La fabrication de la violence, la lente maturation de la haine, et son surgissement, son explosion soudaine, qui aveugle et détruit.

Jour de beau temps à Paris. Invasion des terrasses. Méfiez-vous : le ridicule ne tue pas, mais la pollution, oui. Il y a deux ou trois jours, je disais à Nelly : Que c’est triste, Paris. Et ce ne sont pas quelques rayons de soleil qui me feront changer d’avis.

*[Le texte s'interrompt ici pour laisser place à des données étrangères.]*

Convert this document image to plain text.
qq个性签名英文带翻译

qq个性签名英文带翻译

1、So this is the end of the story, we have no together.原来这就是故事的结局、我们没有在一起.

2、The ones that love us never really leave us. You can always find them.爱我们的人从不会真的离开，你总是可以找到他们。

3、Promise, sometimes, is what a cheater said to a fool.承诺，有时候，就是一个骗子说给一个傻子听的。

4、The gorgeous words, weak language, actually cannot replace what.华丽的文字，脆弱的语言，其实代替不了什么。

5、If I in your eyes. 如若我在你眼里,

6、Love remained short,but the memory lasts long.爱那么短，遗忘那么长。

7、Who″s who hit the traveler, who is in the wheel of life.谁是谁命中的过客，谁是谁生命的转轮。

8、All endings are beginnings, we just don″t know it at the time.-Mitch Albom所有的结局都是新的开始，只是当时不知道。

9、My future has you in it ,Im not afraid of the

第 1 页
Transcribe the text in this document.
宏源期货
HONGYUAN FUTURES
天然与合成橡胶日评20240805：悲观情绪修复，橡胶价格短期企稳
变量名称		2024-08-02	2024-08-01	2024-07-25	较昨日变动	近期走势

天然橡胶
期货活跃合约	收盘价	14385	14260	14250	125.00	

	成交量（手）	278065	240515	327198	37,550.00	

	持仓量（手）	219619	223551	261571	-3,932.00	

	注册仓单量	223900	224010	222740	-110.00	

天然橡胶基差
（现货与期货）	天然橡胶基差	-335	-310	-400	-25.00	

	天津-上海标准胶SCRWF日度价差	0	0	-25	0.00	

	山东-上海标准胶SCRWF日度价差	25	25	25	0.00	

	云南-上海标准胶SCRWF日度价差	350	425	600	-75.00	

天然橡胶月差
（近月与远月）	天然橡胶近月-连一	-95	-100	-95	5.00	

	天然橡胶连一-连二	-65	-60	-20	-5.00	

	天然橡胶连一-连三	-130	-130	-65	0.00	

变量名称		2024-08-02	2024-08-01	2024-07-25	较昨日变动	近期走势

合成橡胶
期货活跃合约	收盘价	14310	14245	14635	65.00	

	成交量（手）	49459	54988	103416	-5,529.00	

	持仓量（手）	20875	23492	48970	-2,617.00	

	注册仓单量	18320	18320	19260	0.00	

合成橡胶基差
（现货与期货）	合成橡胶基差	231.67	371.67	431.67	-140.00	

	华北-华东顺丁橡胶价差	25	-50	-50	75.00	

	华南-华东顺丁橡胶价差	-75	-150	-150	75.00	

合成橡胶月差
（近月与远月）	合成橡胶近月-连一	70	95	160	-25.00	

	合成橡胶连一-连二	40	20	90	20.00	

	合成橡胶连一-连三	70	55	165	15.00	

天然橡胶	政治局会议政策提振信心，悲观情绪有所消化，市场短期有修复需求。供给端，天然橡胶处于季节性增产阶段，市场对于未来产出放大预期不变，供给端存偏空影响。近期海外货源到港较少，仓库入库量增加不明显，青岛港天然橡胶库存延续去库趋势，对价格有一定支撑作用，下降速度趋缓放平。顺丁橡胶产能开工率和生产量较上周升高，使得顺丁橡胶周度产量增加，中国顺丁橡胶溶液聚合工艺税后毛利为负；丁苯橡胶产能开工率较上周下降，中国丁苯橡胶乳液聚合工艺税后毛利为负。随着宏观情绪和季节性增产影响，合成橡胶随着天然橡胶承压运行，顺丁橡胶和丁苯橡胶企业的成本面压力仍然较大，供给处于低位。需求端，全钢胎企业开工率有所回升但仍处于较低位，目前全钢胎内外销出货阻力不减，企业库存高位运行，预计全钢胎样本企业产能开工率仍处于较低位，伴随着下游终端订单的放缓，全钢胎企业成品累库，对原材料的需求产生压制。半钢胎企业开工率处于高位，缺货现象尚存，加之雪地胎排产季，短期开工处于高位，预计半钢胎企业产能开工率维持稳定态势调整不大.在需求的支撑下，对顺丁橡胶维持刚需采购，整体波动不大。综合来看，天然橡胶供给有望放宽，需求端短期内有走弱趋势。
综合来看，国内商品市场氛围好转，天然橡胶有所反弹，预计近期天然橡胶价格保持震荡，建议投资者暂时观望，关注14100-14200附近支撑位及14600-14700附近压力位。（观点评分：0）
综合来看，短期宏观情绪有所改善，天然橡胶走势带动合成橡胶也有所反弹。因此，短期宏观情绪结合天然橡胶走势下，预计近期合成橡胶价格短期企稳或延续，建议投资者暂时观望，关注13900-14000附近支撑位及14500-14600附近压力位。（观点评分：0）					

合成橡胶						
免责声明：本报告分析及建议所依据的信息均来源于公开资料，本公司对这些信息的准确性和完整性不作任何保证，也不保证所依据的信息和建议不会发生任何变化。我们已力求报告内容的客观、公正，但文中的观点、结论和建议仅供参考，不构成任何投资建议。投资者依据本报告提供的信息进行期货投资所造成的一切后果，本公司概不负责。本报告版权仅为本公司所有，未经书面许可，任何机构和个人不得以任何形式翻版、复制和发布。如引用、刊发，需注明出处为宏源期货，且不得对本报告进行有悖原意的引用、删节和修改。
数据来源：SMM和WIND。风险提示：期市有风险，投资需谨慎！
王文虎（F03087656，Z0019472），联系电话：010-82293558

Comme le voisin n’est pas parti après avoir sauté la fille du dessus cette nuit, je dois supporter une énième fois le même morceau qu’il avait déjà essayé de jouer la veille (Come Together ?). Quant à lui, le clochard n’est plus là, mais ses affaires sont toujours à leur place, à sa place. Quand je sors de l’immeuble, un type est assis sur son scooter garé devant la porte : il me regarde avec l’air qu’ont tous les mecs de son espèce, comme s’il vivait dans un film dont les acteurs bodybuildés se tirent dessus avant de se battre à mains nues pour échapper à la terreur que leur inspire la possibilité de leur homosexualité. Je vais me promener au Cimetière du Montparnasse (ce que je n’avais pas fait depuis longtemps) : il ressemble plus à un jardin public qu’à un cimetière. Je ne sais pas si c’est mal ou bien. Je m’en fous. Trois lycéens chantent des bribes d’une chanson (du rap, je crois). Un flic à vélo traque les fumeurs. Une fille enrobée, trop chaudement habillée, parle au téléphone, quand je la croise, elle parle du pâtissier. Je ris dans ma barbe. Et puis, je vais faire des courses pour cuisiner des linguine aux anchois.